No terceiro conto, meu favorito, - “Swing da Cor”, de Leonardo Antan - acompanhamos Gal, uma pessoa não-binária, narrando em flashbacks e flash-forwards seu relacionamento com uma moça chamada Marina, que em certo momento passa a optar por relações não-monogâmicas. No começo de cada pequeno episódio deste relacionamento, há um verso de uma música, o que dá o tom da história e serve para criar uma playlist bem massa. É um texto envolvente e cheio de passagens que merecem ser destacadas.

“Heróis Nunca Morrem”, de Rafael Ribeiro, é o quarto conto da coletânea. É um texto bem didático, sobre beleza interior e a necessidade de não julgar as pessoas pela aparência. Seu protagonista é Arthur, que joga Overwatch sob o nick Pink Angel e faz transmissões de seus jogos pela web. Um dia, Arthur resolve mostrar o rosto - e a pele impecável - numa transmissão, e aí bate a insegurança e o medo dos haters. Ele terá duas ajudas nessa pequena missão de mostrar quem é: uma ajuda bem de perto e outra mais de longe, mas não por isso menos importante.
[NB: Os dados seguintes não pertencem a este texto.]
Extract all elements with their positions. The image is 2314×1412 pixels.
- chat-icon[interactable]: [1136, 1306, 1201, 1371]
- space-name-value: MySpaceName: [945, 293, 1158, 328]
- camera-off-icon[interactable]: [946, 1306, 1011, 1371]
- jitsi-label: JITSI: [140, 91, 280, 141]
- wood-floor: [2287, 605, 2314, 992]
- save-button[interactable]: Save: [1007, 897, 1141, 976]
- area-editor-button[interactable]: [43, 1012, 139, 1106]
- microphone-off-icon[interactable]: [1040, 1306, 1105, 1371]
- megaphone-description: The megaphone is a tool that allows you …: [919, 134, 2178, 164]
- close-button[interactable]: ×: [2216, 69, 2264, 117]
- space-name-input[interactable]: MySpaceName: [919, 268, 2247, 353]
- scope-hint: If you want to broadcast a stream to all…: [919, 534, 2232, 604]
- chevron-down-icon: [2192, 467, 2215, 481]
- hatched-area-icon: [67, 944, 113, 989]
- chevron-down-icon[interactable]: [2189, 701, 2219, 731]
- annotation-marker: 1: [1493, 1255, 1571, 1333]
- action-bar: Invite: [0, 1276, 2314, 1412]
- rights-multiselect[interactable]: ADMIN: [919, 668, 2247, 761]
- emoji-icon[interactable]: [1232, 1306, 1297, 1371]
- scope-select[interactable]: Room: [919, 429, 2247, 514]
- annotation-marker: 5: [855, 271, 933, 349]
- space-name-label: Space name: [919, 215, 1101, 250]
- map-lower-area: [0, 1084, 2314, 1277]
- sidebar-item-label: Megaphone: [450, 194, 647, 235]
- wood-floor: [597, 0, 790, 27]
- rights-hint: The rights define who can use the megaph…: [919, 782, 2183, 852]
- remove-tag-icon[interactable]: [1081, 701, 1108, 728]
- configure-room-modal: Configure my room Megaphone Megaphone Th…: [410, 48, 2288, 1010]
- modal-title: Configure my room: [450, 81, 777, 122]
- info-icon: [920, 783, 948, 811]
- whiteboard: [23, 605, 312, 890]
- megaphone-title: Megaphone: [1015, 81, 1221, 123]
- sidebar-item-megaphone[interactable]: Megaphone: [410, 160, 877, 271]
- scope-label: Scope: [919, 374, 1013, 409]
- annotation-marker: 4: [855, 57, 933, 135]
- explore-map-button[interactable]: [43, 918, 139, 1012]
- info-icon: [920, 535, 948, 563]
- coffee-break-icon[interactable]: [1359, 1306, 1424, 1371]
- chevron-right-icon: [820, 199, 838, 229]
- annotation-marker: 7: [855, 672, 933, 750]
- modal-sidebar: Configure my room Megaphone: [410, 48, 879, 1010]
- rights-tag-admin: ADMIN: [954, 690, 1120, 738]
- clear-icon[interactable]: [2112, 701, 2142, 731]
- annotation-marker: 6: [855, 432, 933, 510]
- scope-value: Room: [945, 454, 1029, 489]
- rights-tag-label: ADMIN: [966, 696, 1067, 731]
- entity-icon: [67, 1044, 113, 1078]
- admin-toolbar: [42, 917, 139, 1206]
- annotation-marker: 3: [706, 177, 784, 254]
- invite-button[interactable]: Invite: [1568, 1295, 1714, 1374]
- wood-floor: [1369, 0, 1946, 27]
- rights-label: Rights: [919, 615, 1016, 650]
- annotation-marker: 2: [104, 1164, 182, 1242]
O quinto conto é “No Alto das Montanhas”, de autoria de Cínthia Zagatto. Ambientada num acampamento da cidade de Monte Verde, a história contada é a de Téo, novo monitor-mirim no local, que conhece no local Sam, uma pessoa que desafia o binário do gênero. O tempo todo se perguntando se Sam é menino ou menina - embora o conto se refira a Sam como “ela” - Téo vai descobrir que, na vida, alguns detalhes não importam.

Brenda Bernsau assina o sexto conto, “O que tem de mais bonito na vida”. Nele, a adolescente Tainara, deficiente visual, se aproxima da colega de sala andrógina Lorena e passa a sofrer bullying dos colegas. Um conto verdadeiramente sensível, tão sensível quanto o tato e os sons são para a protagonista.
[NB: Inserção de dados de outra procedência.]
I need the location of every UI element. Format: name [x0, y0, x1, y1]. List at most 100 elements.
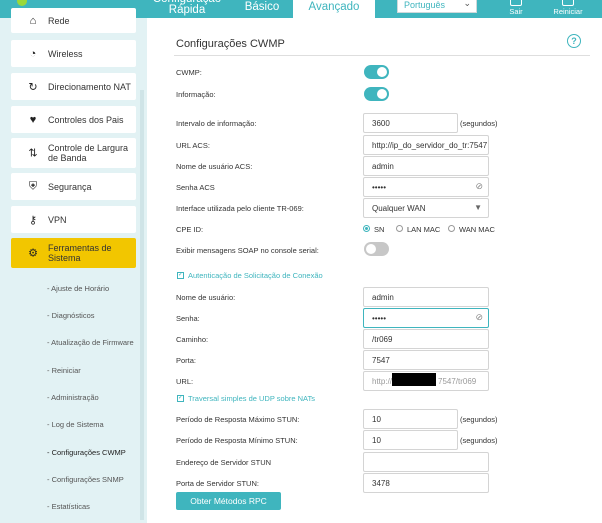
stun-port-label: Porta de Servidor STUN: — [176, 479, 259, 488]
sidebar-item-rede[interactable]: ⌂ Rede — [11, 8, 136, 33]
inform-toggle[interactable] — [364, 87, 389, 101]
cpe-label: CPE ID: — [176, 225, 204, 234]
logout-button[interactable]: Sair — [496, 0, 536, 16]
cpe-wanmac-radio[interactable] — [448, 225, 455, 232]
cr-pass-value: ••••• — [372, 314, 387, 323]
tab-quick-setup[interactable]: Configuração Rápida — [148, 0, 226, 16]
acs-pass-label: Senha ACS — [176, 183, 215, 192]
acs-url-label: URL ACS: — [176, 141, 210, 150]
sidebar-item-label: Ferramentas de Sistema — [48, 243, 112, 263]
tab-advanced[interactable]: Avançado — [293, 0, 375, 18]
sidebar-item-label: Controle de Largura de Banda — [48, 143, 129, 163]
sidebar-item-vpn[interactable]: ⚷ VPN — [11, 206, 136, 233]
acs-user-input[interactable]: admin — [363, 156, 489, 176]
toggle-knob — [377, 67, 387, 77]
url-label: URL: — [176, 377, 194, 386]
nat-icon: ↻ — [28, 81, 38, 93]
acs-url-input[interactable]: http://ip_do_servidor_do_tr:7547 — [363, 135, 489, 155]
cpe-wanmac-label: WAN MAC — [459, 225, 495, 234]
inform-interval-label: Intervalo de informação: — [176, 119, 257, 128]
subitem-admin[interactable]: - Administração — [47, 393, 99, 402]
language-select[interactable]: Português ⌄ — [397, 0, 477, 13]
conn-req-label: Autenticação de Solicitação de Conexão — [188, 271, 323, 280]
subitem-system-log[interactable]: - Log de Sistema — [47, 420, 104, 429]
sidebar-item-system-tools[interactable]: ⚙ Ferramentas de Sistema — [11, 238, 136, 268]
wifi-icon: ◔ — [29, 47, 37, 60]
cpe-sn-label: SN — [374, 225, 385, 234]
iface-value: Qualquer WAN — [372, 204, 426, 213]
cr-pass-label: Senha: — [176, 314, 200, 323]
inform-label: Informação: — [176, 90, 216, 99]
help-icon[interactable]: ? — [567, 34, 581, 48]
acs-pass-value: ••••• — [372, 183, 387, 192]
sidebar-item-bandwidth[interactable]: ⇅ Controle de Largura de Banda — [11, 138, 136, 168]
title-divider — [174, 55, 590, 56]
cr-user-input[interactable]: admin — [363, 287, 489, 307]
sidebar-item-label: Rede — [48, 15, 70, 26]
logout-label: Sair — [509, 7, 523, 16]
sidebar-item-security[interactable]: ⛨ Segurança — [11, 173, 136, 200]
inform-interval-input[interactable]: 3600 — [363, 113, 458, 133]
subitem-cwmp[interactable]: - Configurações CWMP — [47, 448, 126, 457]
sidebar-item-parental[interactable]: ♥ Controles dos Pais — [11, 106, 136, 133]
sidebar-item-label: Direcionamento NAT — [48, 81, 131, 92]
subitem-firmware[interactable]: - Atualização de Firmware — [47, 338, 134, 347]
parental-icon: ♥ — [29, 113, 37, 126]
cpe-sn-radio[interactable] — [363, 225, 370, 232]
reboot-label: Reiniciar — [553, 7, 583, 16]
port-label: Porta: — [176, 356, 197, 365]
chevron-down-icon: ▼ — [474, 203, 482, 212]
path-label: Caminho: — [176, 335, 209, 344]
subitem-time[interactable]: - Ajuste de Horário — [47, 284, 109, 293]
seconds-unit: (segundos) — [460, 436, 498, 445]
page-title: Configurações CWMP — [176, 38, 285, 50]
stun-server-input[interactable] — [363, 452, 489, 472]
vpn-icon: ⚷ — [28, 214, 38, 226]
url-suffix: 7547/tr069 — [438, 377, 477, 386]
gear-icon: ⚙ — [28, 247, 38, 260]
bandwidth-icon: ⇅ — [28, 147, 38, 160]
eye-off-icon[interactable]: ⊘ — [475, 312, 483, 323]
seconds-unit: (segundos) — [460, 415, 498, 424]
network-icon: ⌂ — [29, 14, 37, 27]
chevron-down-icon: ⌄ — [463, 0, 471, 8]
reboot-button[interactable]: Reiniciar — [548, 0, 588, 16]
logo-icon — [17, 0, 27, 6]
stun-min-label: Período de Resposta Mínimo STUN: — [176, 436, 298, 445]
subitem-snmp[interactable]: - Configurações SNMP — [47, 475, 124, 484]
stun-min-input[interactable]: 10 — [363, 430, 458, 450]
get-rpc-methods-button[interactable]: Obter Métodos RPC — [176, 492, 281, 510]
tab-basic[interactable]: Básico — [236, 1, 288, 13]
conn-req-checkbox[interactable]: ✓ — [177, 272, 184, 279]
sidebar-item-wireless[interactable]: ◔ Wireless — [11, 40, 136, 67]
toggle-knob — [377, 89, 387, 99]
soap-toggle[interactable] — [364, 242, 389, 256]
port-input[interactable]: 7547 — [363, 350, 489, 370]
reboot-icon — [562, 0, 574, 6]
stun-port-input[interactable]: 3478 — [363, 473, 489, 493]
language-value: Português — [404, 0, 446, 10]
subitem-reboot[interactable]: - Reiniciar — [47, 366, 81, 375]
sidebar-item-nat[interactable]: ↻ Direcionamento NAT — [11, 73, 136, 100]
cwmp-toggle[interactable] — [364, 65, 389, 79]
eye-off-icon[interactable]: ⊘ — [475, 181, 483, 192]
acs-pass-input[interactable]: ••••• ⊘ — [363, 177, 489, 197]
sidebar-item-label: Wireless — [48, 48, 83, 59]
iface-select[interactable]: Qualquer WAN ▼ — [363, 198, 489, 218]
logout-icon — [510, 0, 522, 6]
seconds-unit: (segundos) — [460, 119, 498, 128]
subitem-diagnostics[interactable]: - Diagnósticos — [47, 311, 95, 320]
stun-server-label: Endereço de Servidor STUN — [176, 458, 272, 467]
sidebar-item-label: Segurança — [48, 181, 92, 192]
subitem-statistics[interactable]: - Estatísticas — [47, 502, 90, 511]
cwmp-label: CWMP: — [176, 68, 202, 77]
path-input[interactable]: /tr069 — [363, 329, 489, 349]
sidebar-item-label: Controles dos Pais — [48, 114, 124, 125]
stun-max-label: Período de Resposta Máximo STUN: — [176, 415, 300, 424]
redaction-block — [392, 373, 436, 386]
stun-checkbox[interactable]: ✓ — [177, 395, 184, 402]
cr-pass-input[interactable]: ••••• ⊘ — [363, 308, 489, 328]
sidebar-scroll-rail[interactable] — [140, 90, 144, 520]
cpe-lanmac-radio[interactable] — [396, 225, 403, 232]
stun-max-input[interactable]: 10 — [363, 409, 458, 429]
Destoa da coletânea Janaina Rico, que escreve “Meu gênero e arco-íris”. Este não é um conto como os demais, mas sim um comentário crítico aos retrocessos do desgoverno passado. Janaína, entretanto, dá um recado: “Vivo em um mundo de arco-íris, em que posso e devo ter a liberdade de optar pela cor que eu quiser, e minha íris enxerga muito mais que o rosa. Sou azul, lilás, laranja, cinza, vermelha, preta, branca. Sou o que eu quiser ser, visto o que quiser usar, me deixo colorir do jeito que a vida quiser me enfeitar.”
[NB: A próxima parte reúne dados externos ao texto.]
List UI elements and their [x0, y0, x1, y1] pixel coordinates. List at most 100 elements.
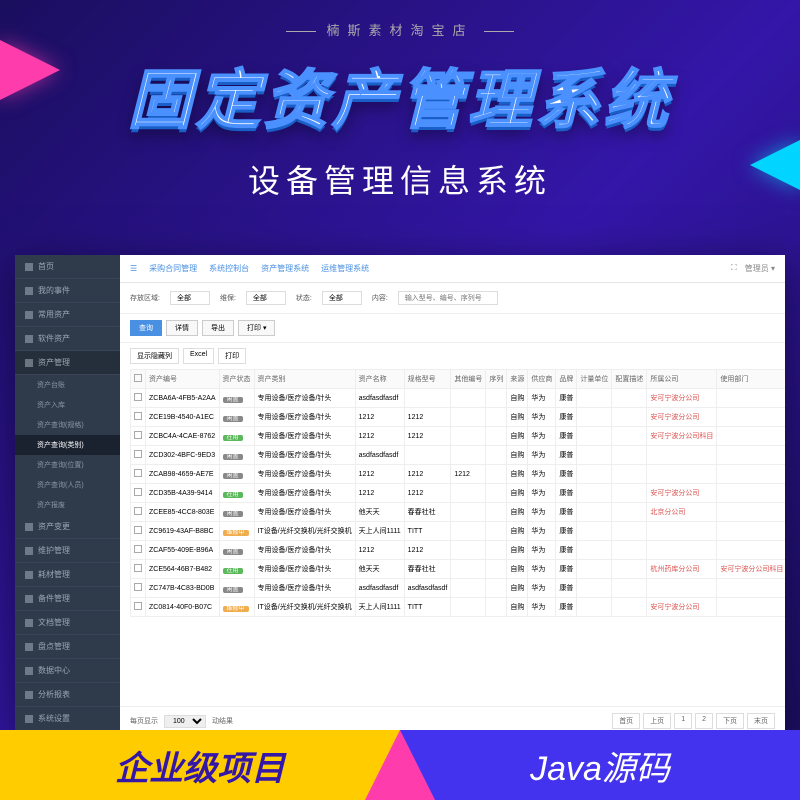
dept-select[interactable]: 全部 — [246, 291, 286, 305]
sidebar-item-change[interactable]: 资产变更 — [15, 515, 120, 539]
column-header[interactable]: 资产名称 — [355, 370, 404, 389]
cell-serial — [486, 503, 507, 522]
content-input[interactable] — [398, 291, 498, 305]
topnav-asset[interactable]: 资产管理系统 — [261, 263, 309, 274]
sidebar-item-data[interactable]: 数据中心 — [15, 659, 120, 683]
table-row[interactable]: ZCD302-4BFC-9ED3闲置专用设备/医疗设备/针头asdfasdfas… — [131, 446, 786, 465]
mat-icon — [25, 571, 33, 579]
cell-comp: 安可宁波分公司 — [647, 598, 717, 617]
table-row[interactable]: ZCBA6A-4FB5-A2AA闲置专用设备/医疗设备/针头asdfasdfas… — [131, 389, 786, 408]
table-row[interactable]: ZC9619-43AF-B8BC维修中IT设备/光纤交换机/光纤交换机天上人间1… — [131, 522, 786, 541]
page-last[interactable]: 末页 — [747, 713, 775, 729]
row-check[interactable] — [131, 579, 146, 598]
column-header[interactable]: 资产状态 — [219, 370, 254, 389]
row-check[interactable] — [131, 503, 146, 522]
column-header[interactable]: 序列 — [486, 370, 507, 389]
sidebar-item-user[interactable]: 我的事件 — [15, 279, 120, 303]
sidebar-sub[interactable]: 资产报废 — [15, 495, 120, 515]
menu-icon[interactable]: ☰ — [130, 264, 137, 273]
per-select[interactable]: 100 — [164, 715, 206, 728]
column-header[interactable]: 供应商 — [528, 370, 556, 389]
column-header[interactable]: 品牌 — [556, 370, 577, 389]
page-next[interactable]: 下页 — [716, 713, 744, 729]
cell-status: 闲置 — [219, 465, 254, 484]
sidebar-item-cube[interactable]: 常用资产 — [15, 303, 120, 327]
row-check[interactable] — [131, 484, 146, 503]
topnav-console[interactable]: 系统控制台 — [209, 263, 249, 274]
column-header[interactable]: 所属公司 — [647, 370, 717, 389]
print-button[interactable]: 打印 ▾ — [238, 320, 275, 336]
row-check[interactable] — [131, 389, 146, 408]
column-header[interactable]: 资产编号 — [146, 370, 220, 389]
user-menu[interactable]: 管理员 ▾ — [745, 263, 775, 274]
sidebar-label: 备件管理 — [38, 593, 70, 604]
sidebar-item-soft[interactable]: 软件资产 — [15, 327, 120, 351]
total-label: 动结果 — [212, 716, 233, 726]
topnav-ops[interactable]: 运维管理系统 — [321, 263, 369, 274]
cell-status: 闲置 — [219, 389, 254, 408]
cell-brand: 康普 — [556, 465, 577, 484]
area-select[interactable]: 全部 — [170, 291, 210, 305]
sidebar-item-mat[interactable]: 耗材管理 — [15, 563, 120, 587]
table-row[interactable]: ZCAF55-409E-B96A闲置专用设备/医疗设备/针头12121212自购… — [131, 541, 786, 560]
page-1[interactable]: 1 — [674, 713, 692, 729]
sidebar-sub[interactable]: 资产查询(位置) — [15, 455, 120, 475]
cols-button[interactable]: 显示隐藏列 — [130, 348, 179, 364]
column-header[interactable]: 计量单位 — [577, 370, 612, 389]
sidebar-item-asset[interactable]: 资产管理 — [15, 351, 120, 375]
table-row[interactable]: ZCAB98-4659-AE7E闲置专用设备/医疗设备/针头1212121212… — [131, 465, 786, 484]
sidebar-item-inv[interactable]: 盘点管理 — [15, 635, 120, 659]
column-header[interactable]: 其他编号 — [451, 370, 486, 389]
cell-unit — [577, 408, 612, 427]
page-prev[interactable]: 上页 — [643, 713, 671, 729]
page-first[interactable]: 首页 — [612, 713, 640, 729]
table-row[interactable]: ZCE564-46B7-B482在用专用设备/医疗设备/针头他天天春春社社自购华… — [131, 560, 786, 579]
cell-brand: 康普 — [556, 446, 577, 465]
table-row[interactable]: ZCBC4A-4CAE-8762在用专用设备/医疗设备/针头12121212自购… — [131, 427, 786, 446]
page-2[interactable]: 2 — [695, 713, 713, 729]
row-check[interactable] — [131, 427, 146, 446]
sidebar-item-maint[interactable]: 维护管理 — [15, 539, 120, 563]
sidebar-sub[interactable]: 资产查询(类别) — [15, 435, 120, 455]
row-check[interactable] — [131, 446, 146, 465]
sidebar-item-sys[interactable]: 系统设置 — [15, 707, 120, 731]
fullscreen-icon[interactable]: ⛶ — [731, 263, 737, 274]
column-header[interactable]: 规格型号 — [404, 370, 451, 389]
cell-dept — [717, 408, 785, 427]
table-row[interactable]: ZCEE85-4CC8-803E闲置专用设备/医疗设备/针头他天天春春社社自购华… — [131, 503, 786, 522]
sidebar-item-doc[interactable]: 文档管理 — [15, 611, 120, 635]
table-row[interactable]: ZCE19B-4540-A1EC闲置专用设备/医疗设备/针头12121212自购… — [131, 408, 786, 427]
row-check[interactable] — [131, 465, 146, 484]
table-row[interactable]: ZC747B-4C83-BD0B闲置专用设备/医疗设备/针头asdfasdfas… — [131, 579, 786, 598]
sidebar-sub[interactable]: 资产查询(规格) — [15, 415, 120, 435]
cell-sup: 华为 — [528, 541, 556, 560]
sidebar-sub[interactable]: 资产入库 — [15, 395, 120, 415]
print-tool-button[interactable]: 打印 — [218, 348, 246, 364]
sidebar-sub[interactable]: 资产查询(人员) — [15, 475, 120, 495]
table-row[interactable]: ZC0814-40F0-B07C维修中IT设备/光纤交换机/光纤交换机天上人间1… — [131, 598, 786, 617]
detail-button[interactable]: 详情 — [166, 320, 198, 336]
column-header[interactable]: 来源 — [507, 370, 528, 389]
row-check[interactable] — [131, 560, 146, 579]
row-check[interactable] — [131, 522, 146, 541]
export-button[interactable]: 导出 — [202, 320, 234, 336]
sidebar-item-spare[interactable]: 备件管理 — [15, 587, 120, 611]
column-header[interactable]: 使用部门 — [717, 370, 785, 389]
query-button[interactable]: 查询 — [130, 320, 162, 336]
row-check[interactable] — [131, 541, 146, 560]
status-select[interactable]: 全部 — [322, 291, 362, 305]
cell-name: 1212 — [355, 541, 404, 560]
check-all[interactable] — [131, 370, 146, 389]
sidebar-item-home[interactable]: 首页 — [15, 255, 120, 279]
footer-right: Java源码 — [400, 730, 800, 800]
sidebar-sub[interactable]: 资产台账 — [15, 375, 120, 395]
column-header[interactable]: 配置描述 — [612, 370, 647, 389]
sidebar-item-report[interactable]: 分析报表 — [15, 683, 120, 707]
row-check[interactable] — [131, 408, 146, 427]
topnav-purchase[interactable]: 采购合同管理 — [149, 263, 197, 274]
sidebar-label: 数据中心 — [38, 665, 70, 676]
excel-button[interactable]: Excel — [183, 348, 214, 364]
table-row[interactable]: ZCD35B-4A39-9414在用专用设备/医疗设备/针头12121212自购… — [131, 484, 786, 503]
column-header[interactable]: 资产类别 — [254, 370, 355, 389]
row-check[interactable] — [131, 598, 146, 617]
Por fim, Thati Machado escreve “Multicor - Parte 2”. Sim, significa que há uma parte 1, mas você pode ir direto para a parte 2 sem que nada prejudique o entendimento da história, que é dividida em duas partes. Na primeira, acompanhamos a visita de um presidente homofóbico ao Instituto Multicor, um local seguro - até então - para a juventude LGBTQIA+. Qualquer semelhança com uma realidade recente não é mera coincidência. Na segunda parte, temos um resgate de uma criança que estava ameaçada por ser, como fica implícito, de gênero não-binário.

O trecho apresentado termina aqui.